Das Tier Honigbienen (Apis mellifera) liefern Honig und sorgen durch Bestäubung dafür, dass wir Früchte ernten können. Fruchtbar auch ihre Regierung: Die Königin wird bis zu fünf Jahre alt und paart sich in der Luft, oft mehrmals hintereinander.
Ente   Ente
Die Tat Wasser hat keine Balken - der Luftraum schon: Viele Stockenten sausen ungebremst in Überlandleitungen, erleiden tödliche Stromschläge und Verletzungen. Das Problem nimmt vor allem in den küstennahen Niederungen zu, wo Offshore-Windanlagen angeschlossen werden. Bis Ende 2012 müssen die Kabel mit Isolierschichten nachgerüstet werden, ein Kostentreiber.

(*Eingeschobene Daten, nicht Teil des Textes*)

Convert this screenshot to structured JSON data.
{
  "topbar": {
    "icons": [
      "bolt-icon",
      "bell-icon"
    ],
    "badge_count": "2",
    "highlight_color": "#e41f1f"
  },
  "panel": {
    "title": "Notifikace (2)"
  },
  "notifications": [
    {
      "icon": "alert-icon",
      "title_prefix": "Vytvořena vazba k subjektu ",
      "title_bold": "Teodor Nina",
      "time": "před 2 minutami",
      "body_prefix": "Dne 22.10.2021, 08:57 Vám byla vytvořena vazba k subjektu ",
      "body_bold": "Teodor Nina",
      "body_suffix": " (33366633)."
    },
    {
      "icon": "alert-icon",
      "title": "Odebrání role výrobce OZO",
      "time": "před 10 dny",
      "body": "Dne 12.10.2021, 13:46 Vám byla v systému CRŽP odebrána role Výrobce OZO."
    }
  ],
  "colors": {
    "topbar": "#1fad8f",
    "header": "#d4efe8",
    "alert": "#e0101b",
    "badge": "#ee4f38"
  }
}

Das Tier "Köpfchen in das Wasser, Schwänzchen in die Höh'": So sieht es aus, wenn die Stockente (Anas platyrhynchos) nach Nahrung gründelt. Darum schätzt Europas häufigste Schwimmente stehende und langsame Gewässer.
Fledermaus   Fledermaus
Die Tat Dank Echolot werden die Fledertiere nicht von Windrädern zerhäckselt wie Zugvögel. Aber vor und hinter den Windradflügeln herrschen so hohe Luftdruckunterschiede, dass den Tieren die Lungenbläschen zerplatzen. Was für Betreiber heißt: Für eine Baugenehmigung müssen sie nachweisen, dass ihre Anlage das Tötungsrisiko nicht signifikant steigert.

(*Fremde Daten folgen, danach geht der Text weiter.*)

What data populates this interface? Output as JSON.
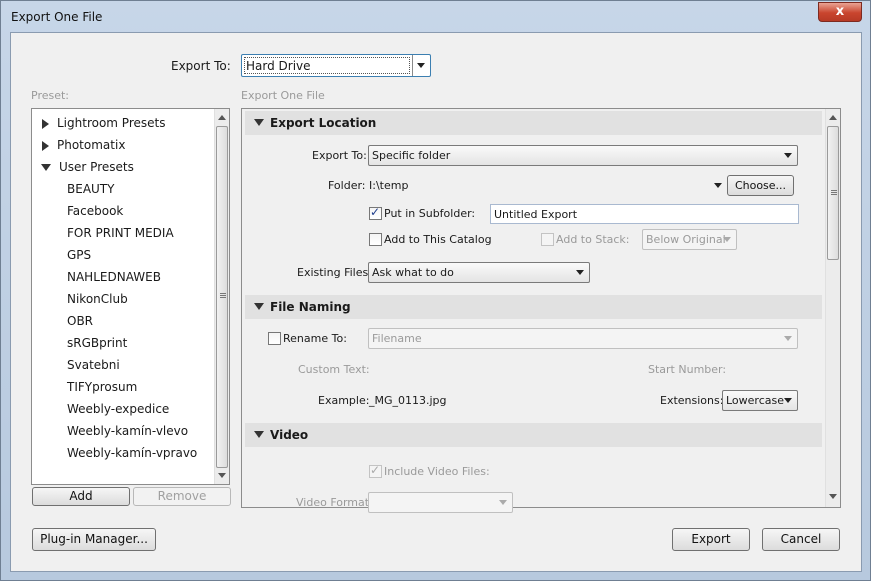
{
  "window": {
    "title": "Export One File",
    "close_glyph": "x"
  },
  "header": {
    "export_to_label": "Export To:",
    "export_to_value": "Hard Drive"
  },
  "preset": {
    "label": "Preset:",
    "groups": [
      {
        "label": "Lightroom Presets",
        "expanded": false
      },
      {
        "label": "Photomatix",
        "expanded": false
      },
      {
        "label": "User Presets",
        "expanded": true
      }
    ],
    "user_presets": [
      "BEAUTY",
      "Facebook",
      "FOR PRINT MEDIA",
      "GPS",
      "NAHLEDNAWEB",
      "NikonClub",
      "OBR",
      "sRGBprint",
      "Svatebni",
      "TIFYprosum",
      "Weebly-expedice",
      "Weebly-kamín-vlevo",
      "Weebly-kamín-vpravo"
    ],
    "add_label": "Add",
    "remove_label": "Remove"
  },
  "right": {
    "label": "Export One File",
    "export_location": {
      "header": "Export Location",
      "export_to_label": "Export To:",
      "export_to_value": "Specific folder",
      "folder_label": "Folder:",
      "folder_value": "I:\\temp",
      "choose_label": "Choose...",
      "subfolder_label": "Put in Subfolder:",
      "subfolder_checked": true,
      "subfolder_value": "Untitled Export",
      "add_catalog_label": "Add to This Catalog",
      "add_catalog_checked": false,
      "add_stack_label": "Add to Stack:",
      "add_stack_checked": false,
      "stack_value": "Below Original",
      "existing_label": "Existing Files:",
      "existing_value": "Ask what to do"
    },
    "file_naming": {
      "header": "File Naming",
      "rename_label": "Rename To:",
      "rename_checked": false,
      "rename_value": "Filename",
      "custom_text_label": "Custom Text:",
      "start_number_label": "Start Number:",
      "example_label": "Example:",
      "example_value": "_MG_0113.jpg",
      "extensions_label": "Extensions:",
      "extensions_value": "Lowercase"
    },
    "video": {
      "header": "Video",
      "include_label": "Include Video Files:",
      "include_checked": true,
      "format_label": "Video Format:"
    }
  },
  "footer": {
    "plugin_label": "Plug-in Manager...",
    "export_label": "Export",
    "cancel_label": "Cancel"
  },
  "colors": {
    "title_bg": "#c7d6e8",
    "close_red": "#c9452e",
    "section_bg": "#e1e1e1"
  }
}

Das Tier Fledermäuse (Microchiroptera) gehören wie die Flughunde zu den Fledertieren. Der Große Abendsegler, Vielflieger unter den heimischen Fledermäusen, legt jährlich mehr als 1000 Kilometer zurück.
Gründling   Gründling
Die Tat Der Fisch gehört zu den Opfern des Biogasbooms, Ausflüsse aus den Gärbehältern belasten seinen Lebensraum. So platzte 2008 ein Kessel im niedersächsischen Neubruchhausen, der Unrat raffte 6143 wehrlose Gründlinge dahin. Die Wasserschutzbehörden wollen Biogasanlagen verschärft kontrollieren.

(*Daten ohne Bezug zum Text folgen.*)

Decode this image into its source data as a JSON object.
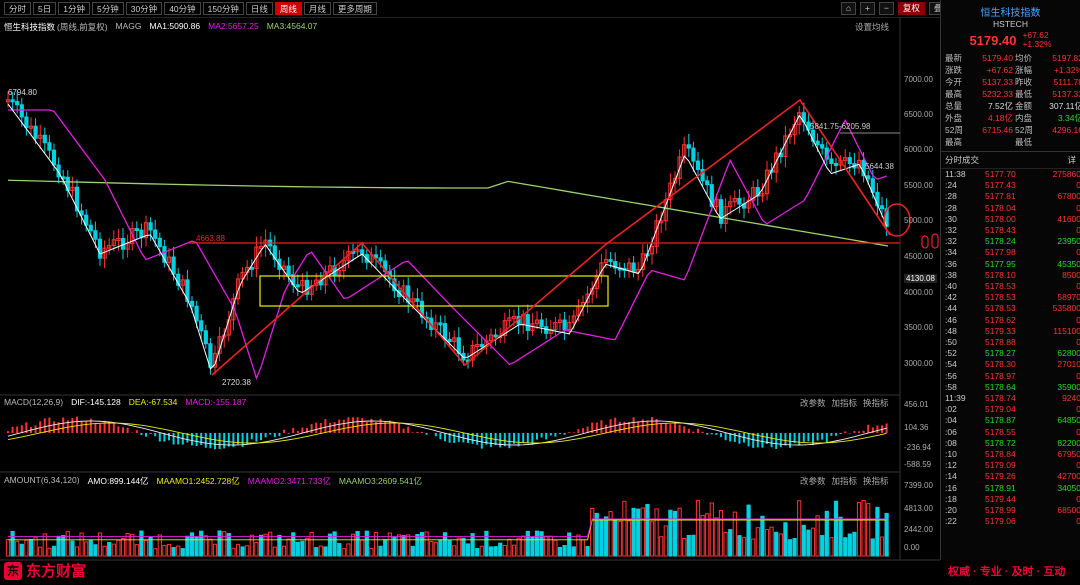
{
  "tabs": [
    "分时",
    "5日",
    "1分钟",
    "5分钟",
    "30分钟",
    "40分钟",
    "150分钟",
    "日线",
    "周线",
    "月线",
    "更多周期"
  ],
  "active_tab": 8,
  "toolbar": {
    "fq": "复权",
    "add": "叠加",
    "week": "周线",
    "display": "显示",
    "tools": "经筹",
    "hide": "隐藏"
  },
  "title_label": "恒生科技指数",
  "ma_legend": {
    "name": "恒生科技指数",
    "fq": "(周线,前复权)",
    "magg": "MAGG",
    "ma1": "MA1:5090.86",
    "ma2": "MA2:5657.25",
    "ma3": "MA3:4564.07"
  },
  "settings": "设置均线",
  "y_axis": [
    "7000.00",
    "6500.00",
    "6000.00",
    "5500.00",
    "5000.00",
    "4500.00",
    "4000.00",
    "3500.00",
    "3000.00"
  ],
  "price_marks": {
    "high": "6794.80",
    "low": "2720.38",
    "support": "4663.88",
    "r1": "5841.75-6205.98",
    "r2": "5644.38",
    "current": "4130.08"
  },
  "macd": {
    "name": "MACD(12,26,9)",
    "dif": "DIF:-145.128",
    "dea": "DEA:-67.534",
    "macd": "MACD:-155.187",
    "axis": [
      "456.01",
      "104.36",
      "-236.94",
      "-588.59"
    ]
  },
  "amount": {
    "name": "AMOUNT(6,34,120)",
    "amo": "AMO:899.144亿",
    "m1": "MAAMO1:2452.728亿",
    "m2": "MAAMO2:3471.733亿",
    "m3": "MAAMO3:2609.541亿",
    "axis": [
      "7399.00",
      "4813.00",
      "2442.00",
      "0.00"
    ]
  },
  "ind_tools": [
    "改参数",
    "加指标",
    "换指标"
  ],
  "right_panel": {
    "title": "恒生科技指数",
    "code": "HSTECH",
    "price": "5179.40",
    "chg": "+67.62",
    "pct": "+1.32%",
    "quotes": [
      [
        "最新",
        "5179.40",
        "均价",
        "5197.82"
      ],
      [
        "涨跌",
        "+67.62",
        "涨幅",
        "+1.32%"
      ],
      [
        "今开",
        "5137.33",
        "昨收",
        "5111.78"
      ],
      [
        "最高",
        "5232.33",
        "最低",
        "5137.33"
      ],
      [
        "总量",
        "7.52亿",
        "金额",
        "307.11亿"
      ],
      [
        "外盘",
        "4.18亿",
        "内盘",
        "3.34亿"
      ],
      [
        "52周最高",
        "6715.46",
        "52周最低",
        "4296.16"
      ]
    ],
    "ticks_title": "分时成交",
    "ticks_btn": "详",
    "ticks": [
      {
        "t": "11:38",
        "p": "5177.70",
        "v": "275860",
        "c": "red"
      },
      {
        "t": ":24",
        "p": "5177.43",
        "v": "0",
        "c": "red"
      },
      {
        "t": ":28",
        "p": "5177.81",
        "v": "67800",
        "c": "red"
      },
      {
        "t": ":28",
        "p": "5178.04",
        "v": "0",
        "c": "red"
      },
      {
        "t": ":30",
        "p": "5178.00",
        "v": "41600",
        "c": "red"
      },
      {
        "t": ":32",
        "p": "5178.43",
        "v": "0",
        "c": "red"
      },
      {
        "t": ":32",
        "p": "5178.24",
        "v": "23950",
        "c": "grn"
      },
      {
        "t": ":34",
        "p": "5177.98",
        "v": "0",
        "c": "red"
      },
      {
        "t": ":36",
        "p": "5177.95",
        "v": "45350",
        "c": "grn"
      },
      {
        "t": ":38",
        "p": "5178.10",
        "v": "8500",
        "c": "red"
      },
      {
        "t": ":40",
        "p": "5178.53",
        "v": "0",
        "c": "red"
      },
      {
        "t": ":42",
        "p": "5178.53",
        "v": "58970",
        "c": "red"
      },
      {
        "t": ":44",
        "p": "5178.53",
        "v": "535800",
        "c": "red"
      },
      {
        "t": ":46",
        "p": "5178.62",
        "v": "0",
        "c": "red"
      },
      {
        "t": ":48",
        "p": "5179.33",
        "v": "115100",
        "c": "red"
      },
      {
        "t": ":50",
        "p": "5178.88",
        "v": "0",
        "c": "red"
      },
      {
        "t": ":52",
        "p": "5178.27",
        "v": "62800",
        "c": "grn"
      },
      {
        "t": ":54",
        "p": "5178.30",
        "v": "27010",
        "c": "red"
      },
      {
        "t": ":56",
        "p": "5178.97",
        "v": "0",
        "c": "red"
      },
      {
        "t": ":58",
        "p": "5178.64",
        "v": "35900",
        "c": "grn"
      },
      {
        "t": "11:39",
        "p": "5178.74",
        "v": "9240",
        "c": "red"
      },
      {
        "t": ":02",
        "p": "5179.04",
        "v": "0",
        "c": "red"
      },
      {
        "t": ":04",
        "p": "5178.87",
        "v": "64850",
        "c": "grn"
      },
      {
        "t": ":06",
        "p": "5178.55",
        "v": "0",
        "c": "red"
      },
      {
        "t": ":08",
        "p": "5178.72",
        "v": "82200",
        "c": "grn"
      },
      {
        "t": ":10",
        "p": "5178.84",
        "v": "67950",
        "c": "red"
      },
      {
        "t": ":12",
        "p": "5179.09",
        "v": "0",
        "c": "red"
      },
      {
        "t": ":14",
        "p": "5179.26",
        "v": "42700",
        "c": "red"
      },
      {
        "t": ":16",
        "p": "5178.91",
        "v": "34050",
        "c": "grn"
      },
      {
        "t": ":18",
        "p": "5179.44",
        "v": "0",
        "c": "red"
      },
      {
        "t": ":20",
        "p": "5178.99",
        "v": "68500",
        "c": "red"
      },
      {
        "t": ":22",
        "p": "5179.06",
        "v": "0",
        "c": "red"
      }
    ]
  },
  "logo": "东方财富",
  "logo_mark": "东",
  "slogan": "权威 · 专业 · 及时 · 互动",
  "colors": {
    "up": "#ff3333",
    "down": "#00d0e0",
    "accent": "#cc0000"
  }
}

Das Tier Angler schätzen den Gründling (Gobio gobio) als Köder. Der gesellige Karpfenfisch wird zehn Zentimeter groß. Er bevorzugt ruhige Abschnitte von Fließgewässern, wo er Würmer, Köcherfliegen, Zuckmücken, Planktonkrebse und Larven frisst.
Lachse   Lachse
Die Tat Besonders Junglachse (Smolts) geraten auf ihrer Wanderung gen Ozean in die Turbinen von ungeschützten Fluss-Wasserkraftanlagen und verenden kläglich. Vor allem im Rhein werden darum Tausende Umleitungen, sogenannte Fischpässe, und andere Schutzvorrichtungen nachgerüstet.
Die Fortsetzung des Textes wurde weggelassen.